ALEXIS CRUZ WRITES – The Saudi government lifted a 35-year ban on movie theaters in January. Saudi citizens are now able to experience the thrill of a big screen in their country. Is this the beginning of a typical Hollywood happy ending?
For this momentous occasion, a film festival in Jeddah put out a red carpet and sold popcorn to introduce the Saudi public to the movie-going experience. Screenings at Jeddah’s cultural center allowed men, women, and children to sit together—an unprecedented move for the conservative Muslim country. The Saudi Gazette published an article on decorum in preparation for the movie screenings, with basic advice on talking, child-monitoring etiquette, spoilers, phones, and sleeping during films.
The only questionable part of the extravaganza was the films chosen to kick the event off: “The Emoji Movie” and “Captain Underpants.” While the latter did decently well, “The Emoji Movie,” was one of the most critically panned movies in 2017. Mamdouh Salem, CEO of Cinema 70, explained that they wanted to show movies that were suitable for families. Although there are plenty of amazing international films that fit that description, people seemed content with the experience nevertheless.

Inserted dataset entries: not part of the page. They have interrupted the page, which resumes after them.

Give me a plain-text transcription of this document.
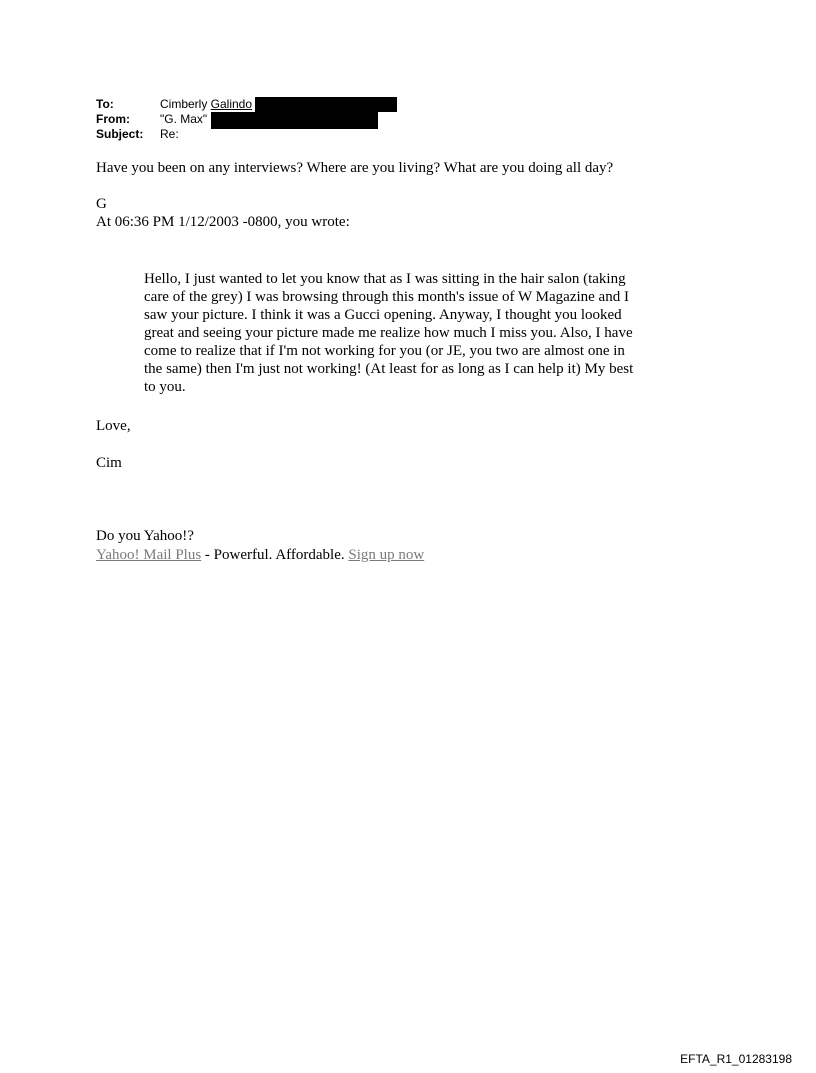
To:	Cimberly Galindo
From:	"G. Max"
Subject:	Re:
Have you been on any interviews? Where are you living? What are you doing all day?
G
At 06:36 PM 1/12/2003 -0800, you wrote:
Hello, I just wanted to let you know that as I was sitting in the hair salon (taking
care of the grey) I was browsing through this month's issue of W Magazine and I
saw your picture. I think it was a Gucci opening. Anyway, I thought you looked
great and seeing your picture made me realize how much I miss you. Also, I have
come to realize that if I'm not working for you (or JE, you two are almost one in
the same) then I'm just not working! (At least for as long as I can help it) My best
to you.
Love,
Cim
Do you Yahoo!?
Yahoo! Mail Plus - Powerful. Affordable. Sign up now
EFTA_R1_01283198
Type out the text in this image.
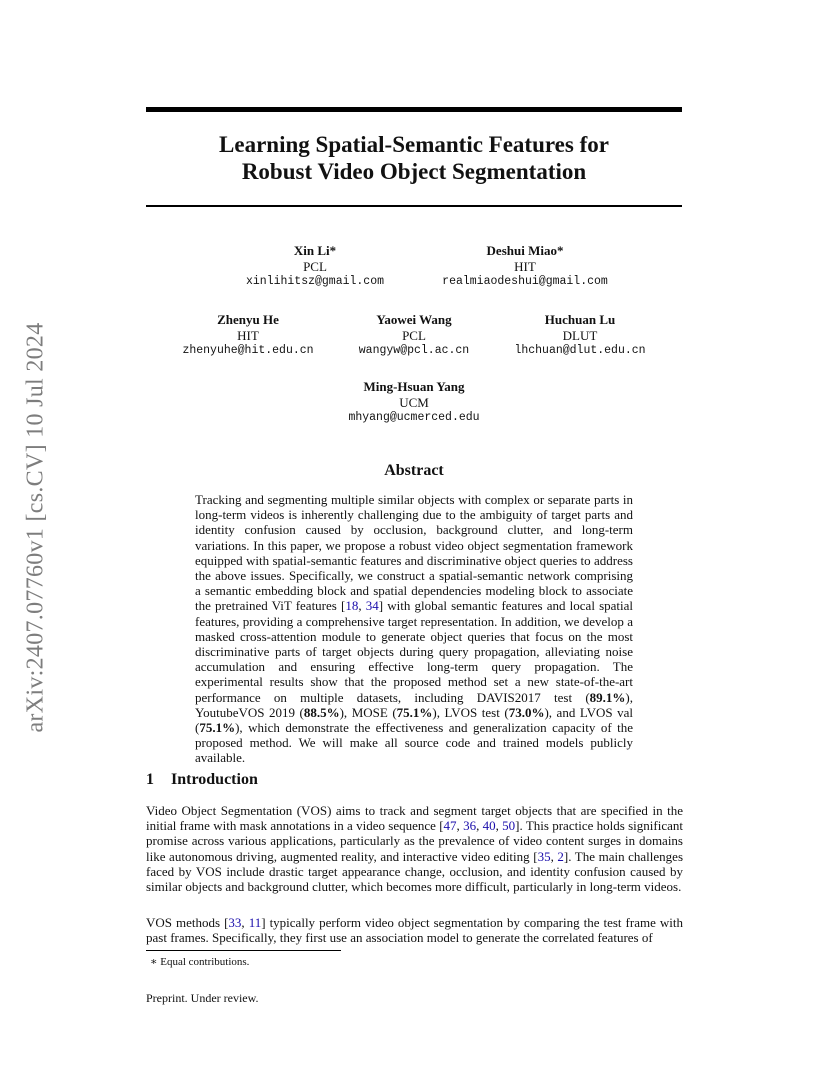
arXiv:2407.07760v1 [cs.CV] 10 Jul 2024
Learning Spatial-Semantic Features for
Robust Video Object Segmentation
Xin Li*
PCL
xinlihitsz@gmail.com
Deshui Miao*
HIT
realmiaodeshui@gmail.com
Zhenyu He
HIT
zhenyuhe@hit.edu.cn
Yaowei Wang
PCL
wangyw@pcl.ac.cn
Huchuan Lu
DLUT
lhchuan@dlut.edu.cn
Ming-Hsuan Yang
UCM
mhyang@ucmerced.edu
Abstract
Tracking and segmenting multiple similar objects with complex or separate parts in long-term videos is inherently challenging due to the ambiguity of target parts and identity confusion caused by occlusion, background clutter, and long-term variations. In this paper, we propose a robust video object segmentation framework equipped with spatial-semantic features and discriminative object queries to address the above issues. Specifically, we construct a spatial-semantic network comprising a semantic embedding block and spatial dependencies modeling block to associate the pretrained ViT features [18, 34] with global semantic features and local spatial features, providing a comprehensive target representation. In addition, we develop a masked cross-attention module to generate object queries that focus on the most discriminative parts of target objects during query propagation, alleviating noise accumulation and ensuring effective long-term query propagation. The experimental results show that the proposed method set a new state-of-the-art performance on multiple datasets, including DAVIS2017 test (89.1%), YoutubeVOS 2019 (88.5%), MOSE (75.1%), LVOS test (73.0%), and LVOS val (75.1%), which demonstrate the effectiveness and generalization capacity of the proposed method. We will make all source code and trained models publicly available.
1 Introduction
Video Object Segmentation (VOS) aims to track and segment target objects that are specified in the initial frame with mask annotations in a video sequence [47, 36, 40, 50]. This practice holds significant promise across various applications, particularly as the prevalence of video content surges in domains like autonomous driving, augmented reality, and interactive video editing [35, 2]. The main challenges faced by VOS include drastic target appearance change, occlusion, and identity confusion caused by similar objects and background clutter, which becomes more difficult, particularly in long-term videos.
VOS methods [33, 11] typically perform video object segmentation by comparing the test frame with past frames. Specifically, they first use an association model to generate the correlated features of
∗ Equal contributions.
Preprint. Under review.
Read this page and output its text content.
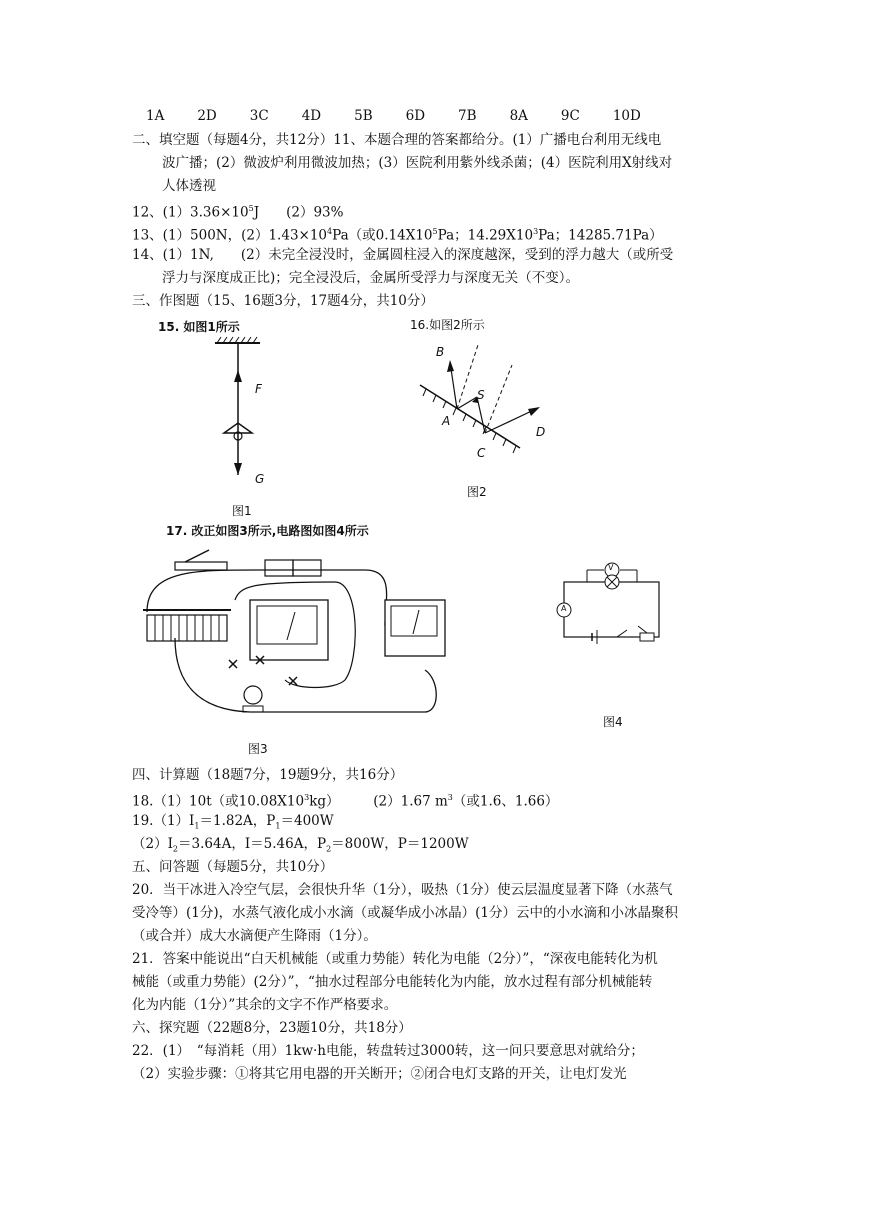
1A 2D 3C 4D 5B 6D 7B 8A 9C 10D
二、填空题（每题4分，共12分）11、本题合理的答案都给分。(1）广播电台利用无线电
波广播；(2）微波炉利用微波加热；(3）医院利用紫外线杀菌；(4）医院利用X射线对
人体透视
12、$(1)3.36\times 10^5J$　　(2）93%
13、(1）500N，$(2)1.43\times 10^4Pa$（或$0.14X10^5Pa$；$14.29X10^3Pa$；14285.71Pa）
14、(1）1N,　　(2）未完全浸没时，金属圆柱浸入的深度越深，受到的浮力越大（或所受
浮力与深度成正比)；完全浸没后，金属所受浮力与深度无关（不变）。
三、作图题（15、16题3分，17题4分，共10分）
15. 如图1所示
F
G
图1
16.如图2所示
B
S
A
C
D
图2
17. 改正如图3所示,电路图如图4所示
图3
V
A
图4
四、计算题（18题7分，19题9分，共16分）
18.（1）10t（或$10.08X10^3kg$）　　　(2）1.67 $m^3$（或1.6、1.66）
$19.(1)I_1=1.82A$，$P_1=400W$
$(2)I_2=3.64A$，I＝5.46A，$P_2=800W$，P＝1200W
五、问答题（每题5分，共10分）
20．当干冰进入冷空气层，会很快升华（1分），吸热（1分）使云层温度显著下降（水蒸气
受冷等）(1分)，水蒸气液化成小水滴（或凝华成小冰晶）(1分）云中的小水滴和小冰晶聚积
（或合并）成大水滴便产生降雨（1分）。
21．答案中能说出“白天机械能（或重力势能）转化为电能（2分）”，“深夜电能转化为机
械能（或重力势能）(2分）”，“抽水过程部分电能转化为内能，放水过程有部分机械能转
化为内能（1分）”其余的文字不作严格要求。
六、探究题（22题8分，23题10分，共18分）
22．(1）　“每消耗（用）1kw·h电能，转盘转过3000转，这一问只要意思对就给分；
（2）实验步骤：①将其它用电器的开关断开；②闭合电灯支路的开关，让电灯发光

Many Saudi families go to neighboring countries to see movies, and the Saudi government is interested in making more entertainment options available so that its citizens spend more money in their home country. Better product selection might help considerably.
This new freedom comes with Crown Prince Mohammed bin Salman’s introduction of new liberties, such as women recently gaining the right to drive, for economic reasons. Salman is reforming different aspects of Saudi society, including the media. Traditionally, television dominated the media market. All Saudi stations are state-owned, but Saudi Arabia is a big market for Pan-Arab cable channels that operate in neighboring countries. These are filled with popular news networks and television shows—meaning a lot of money goes abroad.
Big cinema companies are interested in banking on Saudi Arabia when permanent cinemas open in March 2018. AMC from the United States, United Kingdom’s Vue entertainment, and Canada’s IMAX are planning to open theaters. IMAX already has one theater operating in Saudi Arabia, and all three companies are preparing for negotiations to open new theaters.
But the liberties and new businesses will not bring radical change to Saudi Arabia. Censorship is still pervasive. Television channels, whether foreign or domestic, are censored. Newspapers operate under royal decree and practice self-censorship, Saudi Arabia jails any journalist it finds to be too critical. Any movie that screens in Saudi Arabia will face censorship and follow strict standards. The government is already preparing guidelines for future screenings.
Whatever change this will bring to Saudi Arabia will be interesting. The country seems bent on modernizing, but their reasons seem to be more economically influenced than socially. At least Saudi people now have the opportunity to have a movie going experience in their own country; and hopefully, get better movie selection in the future.